Former New Jersey Gov. Jim McGreevey, and executive director of NJRC, told NJBIZ that individuals coming out of prisons and county jails are the most susceptible to opioid overdose deaths.
“Our clients are 129 times more likely to die of an opioid overdose within the first two weeks of prison release than the average American,” said McGreevey.
“When someone goes into prison they may have been doing five to ten bags of dope a day,” said McGreevy. “But now when they come out the dope is so much more powerful because it is synthetic opioid fentanyl as opposed to heroin. Their cravings are so much higher, but over the course of their time in prison, their resistance has gone way down. It’s the worst of all circumstances.”

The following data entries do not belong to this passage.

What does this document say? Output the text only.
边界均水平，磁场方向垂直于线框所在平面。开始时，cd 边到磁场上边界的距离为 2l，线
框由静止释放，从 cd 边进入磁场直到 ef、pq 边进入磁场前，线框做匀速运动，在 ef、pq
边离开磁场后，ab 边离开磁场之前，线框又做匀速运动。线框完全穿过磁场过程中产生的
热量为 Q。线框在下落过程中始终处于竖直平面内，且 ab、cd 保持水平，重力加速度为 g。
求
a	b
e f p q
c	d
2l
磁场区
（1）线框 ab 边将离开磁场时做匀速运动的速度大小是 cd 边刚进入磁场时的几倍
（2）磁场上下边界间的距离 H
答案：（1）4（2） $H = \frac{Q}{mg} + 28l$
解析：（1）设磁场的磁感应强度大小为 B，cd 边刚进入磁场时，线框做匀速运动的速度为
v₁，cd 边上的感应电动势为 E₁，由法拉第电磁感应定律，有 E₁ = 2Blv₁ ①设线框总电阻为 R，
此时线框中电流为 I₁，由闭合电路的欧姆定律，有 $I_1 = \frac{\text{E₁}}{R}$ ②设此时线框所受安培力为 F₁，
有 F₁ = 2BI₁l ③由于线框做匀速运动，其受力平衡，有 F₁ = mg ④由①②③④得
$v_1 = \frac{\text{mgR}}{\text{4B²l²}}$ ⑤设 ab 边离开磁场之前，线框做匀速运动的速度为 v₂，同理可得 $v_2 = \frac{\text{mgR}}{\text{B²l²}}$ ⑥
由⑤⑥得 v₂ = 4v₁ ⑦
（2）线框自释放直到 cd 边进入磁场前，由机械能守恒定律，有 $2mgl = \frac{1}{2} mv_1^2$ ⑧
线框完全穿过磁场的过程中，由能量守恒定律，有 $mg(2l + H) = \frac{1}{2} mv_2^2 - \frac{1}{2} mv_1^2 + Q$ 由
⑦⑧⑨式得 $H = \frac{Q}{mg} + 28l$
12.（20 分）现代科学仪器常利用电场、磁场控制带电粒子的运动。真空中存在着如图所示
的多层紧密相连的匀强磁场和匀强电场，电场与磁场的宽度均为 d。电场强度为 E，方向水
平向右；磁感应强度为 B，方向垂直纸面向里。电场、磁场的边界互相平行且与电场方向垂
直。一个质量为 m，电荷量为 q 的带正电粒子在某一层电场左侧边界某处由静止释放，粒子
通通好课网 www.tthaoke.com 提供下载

“What we have done today with Care Plus is to guarantee that when someone walks through door of NJ Reentry we will link them to Care Plus within 24 to 48 hours so that they will have access to medication-assisted treatment to control the cravings so they won’t go to the corner to run and gun and dope and engage in heroin overdose.”
Joseph Masciandaro, president and chief executive officer of Care Plus, told NJBIZ that the partnership would provide prompt access to drug and drug-assisted treatment for people who need it most.
“It’s an epidemic and we need to have different tools to fight this epidemic and this is a really good model,” Masciandaro said.
“We in the Murphy administration are completely committed to creating all avenues to medication-assisted treatment for people with opioid addiction,” Carole Johnson, commissioner, New Jersey Department of Human Services, told NJBIZ.
“One of the most vulnerable populations are people reentering from justice-involved situations so being able to ensure that there is a seamless way for them to connect to care is just a huge win and we need to encourage these types of partnerships,” said Johnson.
Dr. Aakash Shah, medical director at NJ Reentry, told NJBIZ that the initiative announced today is an attempt to assure the systems align. “You don’t have to wait for the stars to align if the systems already do.”
Shah said that he would like to see more of these types of partnerships.
“The opioid epidemic is the defining public health challenge of our time and in order to turn the tide on the epidemic we absolutely need to partner everywhere and in any- way that we can.”